Taxpayer dollars flow to firms with top Obama donors
Welcome to Chicago, but in DC it is so much more of the same and YOU are paying the bill.
Sanjay Wagle was a venture capitalist and Barack Obama fundraiser in 2008, rallying support through a group he headed known as Clean Tech for Obama.
Shortly after Obama’s election, he left his California firm to join the Energy Department, just as the administration embarked on a massive program to stimulate the economy with federal investments in clean-technology firms.
Following an enduring Washington tradition, Wagle shifted from the private sector, where his firm hoped to profit from federal investments, to an insider’s seat in the administration’s $80 billion clean-energy investment program.
He was one of several players in venture capital, which was providing financial backing to start-up clean-tech companies, who moved into the Energy Department at a time when the agency was seeking outside expertise in the field. At the same time, their industry had a huge stake in decisions about which companies would receive government loans, grants and support.
During the next three years, the department provided $2.4 billion in public funding to clean-energy companies in which Wagle’s former firm, Vantage Point Venture Partners, had invested, a Washington Post analysis found. Overall, the Post found that $3.9 billion in federal grants and financing flowed to 21 companies backed by firms with connections to five Obama administration staffers and advisers.
Obama’s program to invest federal funds in start-up companies — and the failure of some of those companies — is becoming a rallying cry for opponents in the presidential race. Mitt Romney has promised to focus on Obama’s “record” as a “venture capitalist.” And in ads and speeches, conservative groups and the Republican candidates are zeroing in on the administration’s decision to extend $535 million to the now-shuttered solar firm Solyndra and billions of dollars more to clean-tech start-ups backed by the president’s political allies.
White House officials stress that staffers and advisers with venture capital ties did not make funding decisions related to these companies. But e-mails released in a congressional probe of Obama’s clean-tech program show that staff and advisers with links to venture firms informally advocated for some of those companies.
David Gold, a venture capitalist and critic of Obama’s investments in clean tech, said that even if staffers had been removed from the final decision-making, they had the kind of inside access to exert subtle influence.

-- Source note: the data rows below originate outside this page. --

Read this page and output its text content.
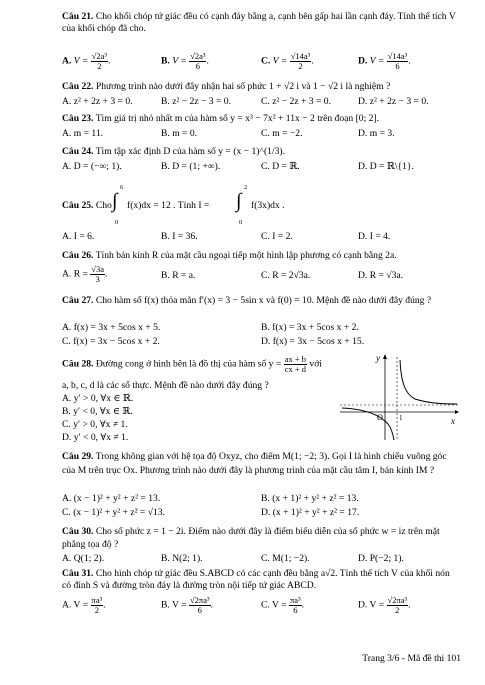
Câu 21. Cho khối chóp tứ giác đều có cạnh đáy bằng a, cạnh bên gấp hai lần cạnh đáy. Tính thể tích V của khối chóp đã cho.
A. $V = \frac{\text{√2a³}}{2}$ .	B. $V = \frac{\text{√2a³}}{6}$ .	C. $V = \frac{\text{√14a³}}{2}$ .	D. $V = \frac{\text{√14a³}}{6}$ .
Câu 22. Phương trình nào dưới đây nhận hai số phức 1 + √2 i và 1 − √2 i là nghiệm ?
A. z² + 2z + 3 = 0.	B. z² − 2z − 3 = 0.	C. z² − 2z + 3 = 0.	D. z² + 2z − 3 = 0.
Câu 23. Tìm giá trị nhỏ nhất m của hàm số y = x³ − 7x² + 11x − 2 trên đoạn [0; 2].
A. m = 11.	B. m = 0.	C. m = −2.	D. m = 3.
Câu 24. Tìm tập xác định D của hàm số y = (x − 1)^(1/3).
A. D = (−∞; 1).	B. D = (1; +∞).	C. D = ℝ.	D. D = ℝ\{1}.
Câu 25. Cho ∫
6
0
f(x)dx = 12 . Tính I = ∫
2
0
f(3x)dx .
A. I = 6.	B. I = 36.	C. I = 2.	D. I = 4.
Câu 26. Tính bán kính R của mặt cầu ngoại tiếp một hình lập phương có cạnh bằng 2a.
A. $R = \frac{√3a}{3}$ .	B. R = a.	C. R = 2√3a.	D. R = √3a.
Câu 27. Cho hàm số f(x) thỏa mãn f′(x) = 3 − 5sin x và f(0) = 10. Mệnh đề nào dưới đây đúng ?
A. f(x) = 3x + 5cos x + 5.	B. f(x) = 3x + 5cos x + 2.
C. f(x) = 3x − 5cos x + 2.	D. f(x) = 3x − 5cos x + 15.
Câu 28. Đường cong ở hình bên là đồ thị của hàm số $y = \frac{ax + b}{cx + d}$ với
a, b, c, d là các số thực. Mệnh đề nào dưới đây đúng ?
A. y′ > 0, ∀x ∈ ℝ.
B. y′ < 0, ∀x ∈ ℝ.
C. y′ > 0, ∀x ≠ 1.
D. y′ < 0, ∀x ≠ 1.
y
x
O 1
Câu 29. Trong không gian với hệ tọa độ Oxyz, cho điểm M(1; −2; 3). Gọi I là hình chiếu vuông góc của M trên trục Ox. Phương trình nào dưới đây là phương trình của mặt cầu tâm I, bán kính IM ?
A. (x − 1)² + y² + z² = 13.	B. (x + 1)² + y² + z² = 13.
C. (x − 1)² + y² + z² = √13.	D. (x + 1)² + y² + z² = 17.
Câu 30. Cho số phức z = 1 − 2i. Điểm nào dưới đây là điểm biểu diễn của số phức w = iz trên mặt phẳng tọa độ ?
A. Q(1; 2).	B. N(2; 1).	C. M(1; −2).	D. P(−2; 1).
Câu 31. Cho hình chóp tứ giác đều S.ABCD có các cạnh đều bằng a√2. Tính thể tích V của khối nón có đỉnh S và đường tròn đáy là đường tròn nội tiếp tứ giác ABCD.
A. $V = \frac{\text{πa³}}{2}$ .	B. $V = \frac{\text{√2πa³}}{6}$ .	C. $V = \frac{\text{πa³}}{6}$ .	D. $V = \frac{\text{√2πa³}}{2}$ .
Trang 3/6 - Mã đề thi 101
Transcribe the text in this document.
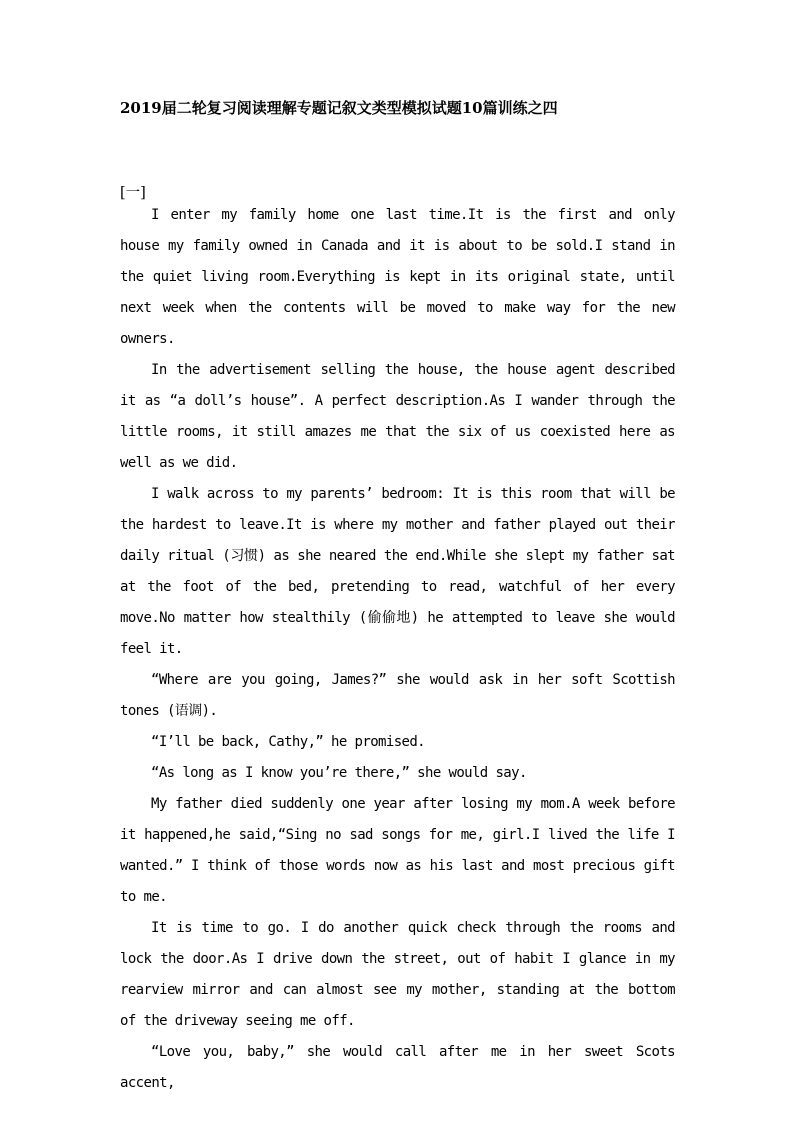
2019届二轮复习阅读理解专题记叙文类型模拟试题10篇训练之四
[一]

I enter my family home one last time.It is the first and only house my family owned in Canada and it is about to be sold.I stand in the quiet living room.Everything is kept in its original state, until next week when the contents will be moved to make way for the new owners.

In the advertisement selling the house, the house agent described it as “a doll’s house”. A perfect description.As I wander through the little rooms, it still amazes me that the six of us coexisted here as well as we did.

I walk across to my parents’ bedroom: It is this room that will be the hardest to leave.It is where my mother and father played out their daily ritual (习惯) as she neared the end.While she slept my father sat at the foot of the bed, pretending to read, watchful of her every move.No matter how stealthily (偷偷地) he attempted to leave she would feel it.

“Where are you going, James?” she would ask in her soft Scottish tones (语调).

“I’ll be back, Cathy,” he promised.

“As long as I know you’re there,” she would say.

My father died suddenly one year after losing my mom.A week before it happened,he said,“Sing no sad songs for me, girl.I lived the life I wanted.” I think of those words now as his last and most precious gift to me.

It is time to go. I do another quick check through the rooms and lock the door.As I drive down the street, out of habit I glance in my rearview mirror and can almost see my mother, standing at the bottom of the driveway seeing me off.

“Love you, baby,” she would call after me in her sweet Scots accent,
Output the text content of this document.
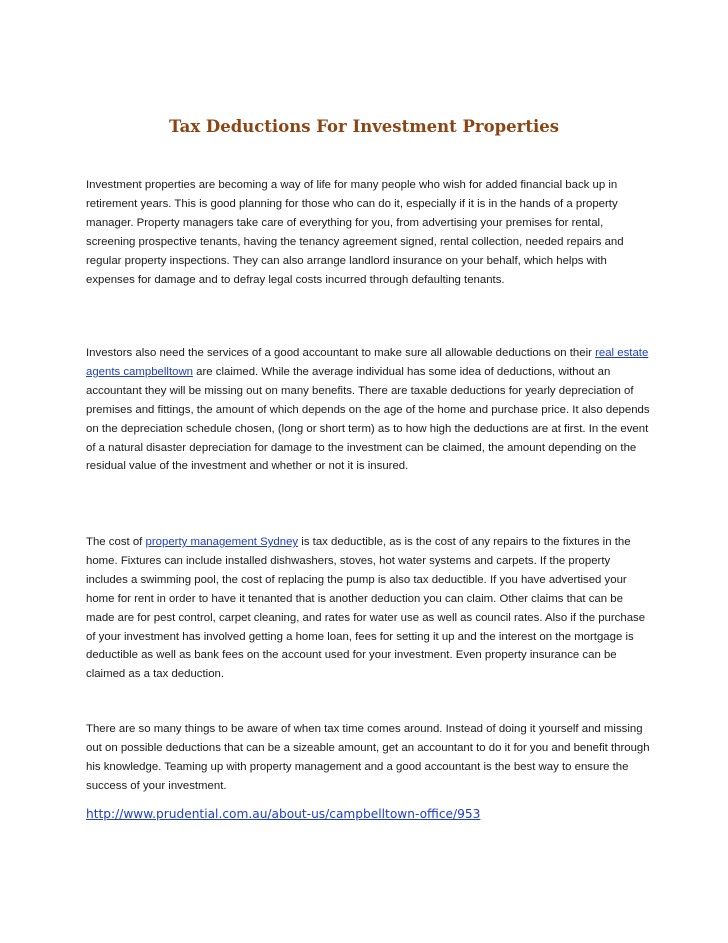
Tax Deductions For Investment Properties

Investment properties are becoming a way of life for many people who wish for added financial back up in retirement years. This is good planning for those who can do it, especially if it is in the hands of a property manager. Property managers take care of everything for you, from advertising your premises for rental, screening prospective tenants, having the tenancy agreement signed, rental collection, needed repairs and regular property inspections. They can also arrange landlord insurance on your behalf, which helps with expenses for damage and to defray legal costs incurred through defaulting tenants.

Investors also need the services of a good accountant to make sure all allowable deductions on their real estate agents campbelltown are claimed. While the average individual has some idea of deductions, without an accountant they will be missing out on many benefits. There are taxable deductions for yearly depreciation of premises and fittings, the amount of which depends on the age of the home and purchase price. It also depends on the depreciation schedule chosen, (long or short term) as to how high the deductions are at first. In the event of a natural disaster depreciation for damage to the investment can be claimed, the amount depending on the residual value of the investment and whether or not it is insured.

The cost of property management Sydney is tax deductible, as is the cost of any repairs to the fixtures in the home. Fixtures can include installed dishwashers, stoves, hot water systems and carpets. If the property includes a swimming pool, the cost of replacing the pump is also tax deductible. If you have advertised your home for rent in order to have it tenanted that is another deduction you can claim. Other claims that can be made are for pest control, carpet cleaning, and rates for water use as well as council rates. Also if the purchase of your investment has involved getting a home loan, fees for setting it up and the interest on the mortgage is deductible as well as bank fees on the account used for your investment. Even property insurance can be claimed as a tax deduction.

There are so many things to be aware of when tax time comes around. Instead of doing it yourself and missing out on possible deductions that can be a sizeable amount, get an accountant to do it for you and benefit through his knowledge. Teaming up with property management and a good accountant is the best way to ensure the success of your investment.

http://www.prudential.com.au/about-us/campbelltown-office/953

“To believe those quiet conversations don’t happen in the hallways — about a project being in a certain congressman’s district or being associated with a significant presidential donor, is naive,” said Gold, who once worked at the Office of Management and Budget. “When you’re putting this kind of pressure on an organization to make decisions on very big dollars, there’s increased likelihood that political connections will influence things.”